A mes yeux, cela va bien plus loin. La violence éprouvée pendant des années par ceux qui ne sont pas en situation de franche réussite scolaire entraine perte de confiance en soi, sentiment d’injustice, impuissance et colère rentrée à un âge où les personnalités se construisent. Ne faudrait-il pas trouver ici la cause principale de la morosité française, de notre penchant à voir toujours le verre à moitié vide et les mouvements de colère sociaux récurrents ? La colère d’ailleurs est présentée comme l’émotion reine, supplantant toutes les autres. Mitonnée dans nos enfances scolaires, elle nous est devenue familière et facile à partager à l’âge adulte.
Haro sur le mea culpa
Je rêve d’une réforme radicale mais gratuite du système éducatif. Elle consisterait à interdire l’utilisation du mot faute dans tout le vocabulaire scolaire et à le remplacer par le mot erreur. Le mot faute, même si l’on n’est pas croyant, traine trop de casseroles : celle d’Adam et Eve et du péché originel, celle de Caïn, celle du rituel de la confession, « C’est ma faute, c’est ma très grande faute » (mea culpa) … La faute nous condamne. En revanche, l’erreur, normale en situation d’apprentissage, nous ouvre les portes de la réflexion, du raisonnement, de la coopération dans la recherche de solutions. Elle n’atteint pas la confiance en soi, elle la construit.

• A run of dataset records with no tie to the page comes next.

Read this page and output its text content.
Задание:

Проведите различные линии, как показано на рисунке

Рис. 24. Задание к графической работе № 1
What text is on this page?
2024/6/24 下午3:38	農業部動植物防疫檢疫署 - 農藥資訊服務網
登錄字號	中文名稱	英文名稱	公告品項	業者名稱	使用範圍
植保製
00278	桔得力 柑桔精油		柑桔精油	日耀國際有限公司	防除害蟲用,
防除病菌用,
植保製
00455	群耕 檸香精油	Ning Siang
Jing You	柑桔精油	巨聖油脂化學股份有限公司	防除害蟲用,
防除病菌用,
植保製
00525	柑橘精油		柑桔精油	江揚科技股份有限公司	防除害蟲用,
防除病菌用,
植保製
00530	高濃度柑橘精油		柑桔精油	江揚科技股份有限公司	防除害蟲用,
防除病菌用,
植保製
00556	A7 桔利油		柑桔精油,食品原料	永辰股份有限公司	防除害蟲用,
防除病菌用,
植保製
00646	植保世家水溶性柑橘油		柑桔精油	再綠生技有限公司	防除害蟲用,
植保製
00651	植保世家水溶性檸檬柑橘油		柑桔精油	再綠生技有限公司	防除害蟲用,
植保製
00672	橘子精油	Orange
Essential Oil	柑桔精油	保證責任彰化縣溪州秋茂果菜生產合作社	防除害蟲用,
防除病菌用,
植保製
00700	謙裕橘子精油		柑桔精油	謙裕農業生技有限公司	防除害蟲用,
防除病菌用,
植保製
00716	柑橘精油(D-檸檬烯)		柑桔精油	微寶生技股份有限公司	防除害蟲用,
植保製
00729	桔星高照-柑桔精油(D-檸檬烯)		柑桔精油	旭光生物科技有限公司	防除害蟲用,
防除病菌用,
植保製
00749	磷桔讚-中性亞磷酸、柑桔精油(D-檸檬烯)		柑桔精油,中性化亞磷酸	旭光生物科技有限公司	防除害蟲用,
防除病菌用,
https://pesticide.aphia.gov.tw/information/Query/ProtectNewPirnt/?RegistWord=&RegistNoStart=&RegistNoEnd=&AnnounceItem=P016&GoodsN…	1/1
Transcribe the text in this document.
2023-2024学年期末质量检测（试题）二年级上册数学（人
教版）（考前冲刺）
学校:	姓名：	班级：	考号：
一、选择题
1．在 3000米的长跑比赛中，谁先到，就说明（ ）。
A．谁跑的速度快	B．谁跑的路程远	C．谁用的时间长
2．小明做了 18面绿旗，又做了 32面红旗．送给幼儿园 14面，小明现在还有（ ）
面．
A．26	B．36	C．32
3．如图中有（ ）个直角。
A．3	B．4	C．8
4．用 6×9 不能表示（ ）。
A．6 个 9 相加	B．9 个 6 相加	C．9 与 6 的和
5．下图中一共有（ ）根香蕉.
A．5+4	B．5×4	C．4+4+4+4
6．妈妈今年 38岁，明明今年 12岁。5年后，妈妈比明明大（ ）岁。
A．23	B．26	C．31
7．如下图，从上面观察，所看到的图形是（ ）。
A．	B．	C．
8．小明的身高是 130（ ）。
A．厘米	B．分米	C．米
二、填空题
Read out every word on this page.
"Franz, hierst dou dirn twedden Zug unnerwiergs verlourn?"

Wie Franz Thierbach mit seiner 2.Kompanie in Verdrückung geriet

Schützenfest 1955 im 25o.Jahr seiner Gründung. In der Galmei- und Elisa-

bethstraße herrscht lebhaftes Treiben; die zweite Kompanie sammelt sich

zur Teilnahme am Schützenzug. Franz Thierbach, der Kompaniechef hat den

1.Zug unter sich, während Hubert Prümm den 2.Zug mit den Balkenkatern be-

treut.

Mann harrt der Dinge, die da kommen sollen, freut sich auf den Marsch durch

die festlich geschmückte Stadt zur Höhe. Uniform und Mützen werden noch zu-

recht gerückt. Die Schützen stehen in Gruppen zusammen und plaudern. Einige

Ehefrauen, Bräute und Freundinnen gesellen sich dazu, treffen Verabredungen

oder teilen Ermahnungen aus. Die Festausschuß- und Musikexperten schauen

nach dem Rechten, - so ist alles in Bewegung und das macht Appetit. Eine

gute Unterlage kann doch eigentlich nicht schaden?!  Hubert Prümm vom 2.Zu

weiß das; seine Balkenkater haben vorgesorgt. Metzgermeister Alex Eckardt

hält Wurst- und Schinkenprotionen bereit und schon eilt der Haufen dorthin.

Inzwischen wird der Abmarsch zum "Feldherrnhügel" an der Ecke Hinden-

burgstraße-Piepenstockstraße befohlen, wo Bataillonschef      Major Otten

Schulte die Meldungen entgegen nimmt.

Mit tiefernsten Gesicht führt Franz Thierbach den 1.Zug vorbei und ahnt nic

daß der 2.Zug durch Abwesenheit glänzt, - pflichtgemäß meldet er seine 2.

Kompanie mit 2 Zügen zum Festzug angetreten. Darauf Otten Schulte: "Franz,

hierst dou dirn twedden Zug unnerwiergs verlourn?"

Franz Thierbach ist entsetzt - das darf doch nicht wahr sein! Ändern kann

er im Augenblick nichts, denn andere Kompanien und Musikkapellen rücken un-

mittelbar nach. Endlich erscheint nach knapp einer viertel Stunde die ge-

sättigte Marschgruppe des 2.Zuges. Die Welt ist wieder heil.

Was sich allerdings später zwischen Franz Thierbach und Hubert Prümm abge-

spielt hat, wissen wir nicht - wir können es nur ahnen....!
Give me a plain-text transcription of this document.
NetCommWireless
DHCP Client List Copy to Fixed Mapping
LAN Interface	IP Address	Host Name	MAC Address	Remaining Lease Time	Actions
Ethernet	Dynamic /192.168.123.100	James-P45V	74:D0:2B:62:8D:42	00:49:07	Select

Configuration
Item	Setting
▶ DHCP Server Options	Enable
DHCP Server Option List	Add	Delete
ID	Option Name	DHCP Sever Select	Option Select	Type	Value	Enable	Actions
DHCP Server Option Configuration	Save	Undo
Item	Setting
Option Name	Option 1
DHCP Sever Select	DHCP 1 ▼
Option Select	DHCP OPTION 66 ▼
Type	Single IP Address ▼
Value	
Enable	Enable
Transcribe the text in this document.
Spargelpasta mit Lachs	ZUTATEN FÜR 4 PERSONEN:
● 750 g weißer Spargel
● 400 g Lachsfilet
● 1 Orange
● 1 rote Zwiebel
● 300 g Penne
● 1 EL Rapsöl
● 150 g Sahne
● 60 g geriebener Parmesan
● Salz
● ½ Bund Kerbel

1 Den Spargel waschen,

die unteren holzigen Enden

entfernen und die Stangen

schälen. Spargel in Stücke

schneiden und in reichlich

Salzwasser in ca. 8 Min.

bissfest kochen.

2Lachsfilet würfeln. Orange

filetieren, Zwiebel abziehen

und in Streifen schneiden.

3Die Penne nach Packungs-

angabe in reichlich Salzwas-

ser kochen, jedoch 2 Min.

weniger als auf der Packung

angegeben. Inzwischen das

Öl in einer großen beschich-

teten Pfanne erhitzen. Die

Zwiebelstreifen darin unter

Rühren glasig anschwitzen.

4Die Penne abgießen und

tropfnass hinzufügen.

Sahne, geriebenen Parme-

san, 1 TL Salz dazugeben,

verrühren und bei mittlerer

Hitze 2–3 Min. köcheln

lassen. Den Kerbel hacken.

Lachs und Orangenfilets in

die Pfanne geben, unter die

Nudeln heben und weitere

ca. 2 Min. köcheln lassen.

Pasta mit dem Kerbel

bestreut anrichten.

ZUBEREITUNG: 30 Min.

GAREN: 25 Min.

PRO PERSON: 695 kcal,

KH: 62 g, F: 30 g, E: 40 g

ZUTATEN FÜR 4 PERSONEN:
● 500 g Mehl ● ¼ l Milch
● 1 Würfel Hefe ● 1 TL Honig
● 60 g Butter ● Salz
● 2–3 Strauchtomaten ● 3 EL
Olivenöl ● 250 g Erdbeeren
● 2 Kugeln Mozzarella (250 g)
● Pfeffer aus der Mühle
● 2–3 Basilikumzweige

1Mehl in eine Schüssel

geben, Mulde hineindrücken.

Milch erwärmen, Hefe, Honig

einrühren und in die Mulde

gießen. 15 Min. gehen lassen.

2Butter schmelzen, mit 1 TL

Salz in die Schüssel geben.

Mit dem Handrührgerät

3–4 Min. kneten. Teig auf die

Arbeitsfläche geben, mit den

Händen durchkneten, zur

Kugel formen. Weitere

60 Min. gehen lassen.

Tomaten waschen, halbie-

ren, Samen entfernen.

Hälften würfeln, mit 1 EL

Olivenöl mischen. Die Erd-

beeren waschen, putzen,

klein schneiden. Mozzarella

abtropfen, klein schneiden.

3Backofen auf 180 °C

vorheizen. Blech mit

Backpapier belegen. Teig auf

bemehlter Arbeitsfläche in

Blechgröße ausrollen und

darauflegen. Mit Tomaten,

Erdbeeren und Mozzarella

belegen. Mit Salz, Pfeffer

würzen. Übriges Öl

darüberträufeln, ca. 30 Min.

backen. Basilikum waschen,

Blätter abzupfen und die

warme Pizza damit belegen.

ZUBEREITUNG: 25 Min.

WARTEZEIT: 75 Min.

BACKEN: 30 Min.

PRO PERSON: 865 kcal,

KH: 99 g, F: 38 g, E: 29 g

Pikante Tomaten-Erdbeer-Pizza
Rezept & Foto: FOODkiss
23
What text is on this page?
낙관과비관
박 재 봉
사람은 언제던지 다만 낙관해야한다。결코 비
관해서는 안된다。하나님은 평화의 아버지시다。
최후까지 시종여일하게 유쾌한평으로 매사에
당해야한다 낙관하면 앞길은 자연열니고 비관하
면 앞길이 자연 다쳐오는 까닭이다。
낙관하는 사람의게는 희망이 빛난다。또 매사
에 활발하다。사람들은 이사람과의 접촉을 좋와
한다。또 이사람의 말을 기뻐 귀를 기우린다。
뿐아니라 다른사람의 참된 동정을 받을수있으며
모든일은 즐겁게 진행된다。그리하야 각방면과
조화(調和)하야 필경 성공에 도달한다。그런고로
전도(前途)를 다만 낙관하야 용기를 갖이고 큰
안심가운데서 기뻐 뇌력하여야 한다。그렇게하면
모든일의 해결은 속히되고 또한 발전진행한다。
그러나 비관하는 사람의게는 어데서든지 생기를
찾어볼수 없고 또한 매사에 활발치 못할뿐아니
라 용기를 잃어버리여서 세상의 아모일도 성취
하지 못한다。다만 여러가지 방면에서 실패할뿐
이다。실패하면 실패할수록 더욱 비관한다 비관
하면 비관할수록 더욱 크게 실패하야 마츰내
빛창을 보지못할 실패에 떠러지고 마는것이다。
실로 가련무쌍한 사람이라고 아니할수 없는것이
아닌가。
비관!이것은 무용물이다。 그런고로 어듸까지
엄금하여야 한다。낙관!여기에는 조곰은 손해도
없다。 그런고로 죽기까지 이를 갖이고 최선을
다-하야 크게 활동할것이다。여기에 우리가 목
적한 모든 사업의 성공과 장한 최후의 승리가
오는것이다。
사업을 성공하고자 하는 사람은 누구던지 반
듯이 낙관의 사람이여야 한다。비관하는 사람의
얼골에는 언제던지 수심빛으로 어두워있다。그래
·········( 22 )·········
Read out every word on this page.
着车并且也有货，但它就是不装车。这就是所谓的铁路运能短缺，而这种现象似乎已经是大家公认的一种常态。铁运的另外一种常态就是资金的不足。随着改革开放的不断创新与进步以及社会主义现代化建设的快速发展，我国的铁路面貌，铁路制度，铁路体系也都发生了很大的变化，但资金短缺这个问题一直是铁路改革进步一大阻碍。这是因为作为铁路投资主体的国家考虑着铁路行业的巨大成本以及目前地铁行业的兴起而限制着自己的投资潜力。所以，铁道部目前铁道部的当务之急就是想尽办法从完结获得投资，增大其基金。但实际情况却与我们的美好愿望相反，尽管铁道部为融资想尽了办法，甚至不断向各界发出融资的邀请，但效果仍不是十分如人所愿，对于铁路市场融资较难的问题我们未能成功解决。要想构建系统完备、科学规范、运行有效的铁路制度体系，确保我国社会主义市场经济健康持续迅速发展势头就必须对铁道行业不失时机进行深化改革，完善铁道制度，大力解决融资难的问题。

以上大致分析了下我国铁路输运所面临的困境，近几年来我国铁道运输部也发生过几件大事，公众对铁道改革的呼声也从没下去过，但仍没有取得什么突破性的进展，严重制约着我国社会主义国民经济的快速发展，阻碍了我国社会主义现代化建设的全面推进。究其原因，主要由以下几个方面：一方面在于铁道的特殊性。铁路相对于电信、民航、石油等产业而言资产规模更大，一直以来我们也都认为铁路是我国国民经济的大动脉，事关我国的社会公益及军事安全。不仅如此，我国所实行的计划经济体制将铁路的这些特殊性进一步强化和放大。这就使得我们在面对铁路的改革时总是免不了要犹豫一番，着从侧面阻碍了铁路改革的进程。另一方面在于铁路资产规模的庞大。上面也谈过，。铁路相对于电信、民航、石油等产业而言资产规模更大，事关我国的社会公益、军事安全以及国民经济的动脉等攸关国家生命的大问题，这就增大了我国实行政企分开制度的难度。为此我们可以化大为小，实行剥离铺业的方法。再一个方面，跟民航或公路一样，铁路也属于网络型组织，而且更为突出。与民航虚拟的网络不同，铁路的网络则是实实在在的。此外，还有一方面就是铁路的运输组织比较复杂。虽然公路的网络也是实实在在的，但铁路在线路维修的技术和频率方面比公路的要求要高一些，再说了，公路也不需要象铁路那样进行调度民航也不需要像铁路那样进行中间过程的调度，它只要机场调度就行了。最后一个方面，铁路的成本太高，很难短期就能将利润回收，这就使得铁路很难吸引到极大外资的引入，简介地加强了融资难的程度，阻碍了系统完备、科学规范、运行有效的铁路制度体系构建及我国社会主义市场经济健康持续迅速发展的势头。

Lors de l’émission A Voix Nue sur France Culture consacrée à la comédienne Agnès Jaouï (en podcast), on l’entend dire ceci, en parlant de sa scolarité : « Tu fais mal, tout est mal, et de toute façon tu n’auras jamais fait assez bien », « il y a une culture de la punition et du manquement ». Voilà qui fera bondir les enseignants qui s’attachent à sortir de ce schéma, mais c’est pourtant l’expression d’un ressenti que partagent beaucoup d’élèves et de parents d’élèves. Quel obstacle à la création d’une alliance pédagogique entre les uns et les autres.
Fragments d’élans brisés
L’évaluation précoce des enfants, assortie de réflexions qui figent, est destructrice. Voici quelques exemples.
C’est un petit garçon vif et curieux qui essaie très tôt de déchiffrer enseignes et affiches dans la rue. Sa mère répondait à ses questions, lui nommant les lettres et les noms repérés. A l’entrée au CP, il savait lire mais sa mère s’est fait réprimander par la maitresse : « Ce n’est pas à vous de lui apprendre à lire. C’est mon rôle ».
C’est une petite fille en garde alternée qui a été initiée à la lecture au travers des voyelles et de consonnes en grande section de maternelle. Elle apprend l’alphabet, la reconnaissance de quelques syllabes et de mots. Changée d’école à l’entrée au CP pour être rapprochée de sa mère, elle revient en larme à la maison, le deuxième jour, en disant « la maitresse m’a dit que je ne savais pas lire ». Tout cela parce que les consonnes étaient maintenant dénommées « alphas » et qu’elle n’avait pas compris cette nouvelle consigne. Cette réflexion de jugement l’a complétement bloquée par rapport à l’apprentissage de la lecture. D’ailleurs elle répète : « moi, j’ai un problème je ne suis pas comme les autres ». Et ça l’a fait rentrer dans un engrenage de psychologue scolaire et d’orthophoniste.
C’est un petit garçon, né un 24 décembre, qui s’est fait dire à l’entrée au CP, qu’il ne savait pas lire et en a été révolté.
Depuis quand faudrait-il savoir lire correctement avant le CP ?
Et cette histoire d’alphas auquel la majorité des parents ne sont pas initiés ne favorise en rien leur soutien assez difficile comme cela pour les familles peu instruites ou ayant des difficultés avec la langue. C’est une grande source d’inégalité.
Qu’elle est cette rage d’entre soi pédagogique qui porte à imposer des termes nouveaux sans nécessité ?
Par ailleurs, les enfants ne sont pas des pommes calibrées. Il faut respecter leur rythme de maturation sans anticiper.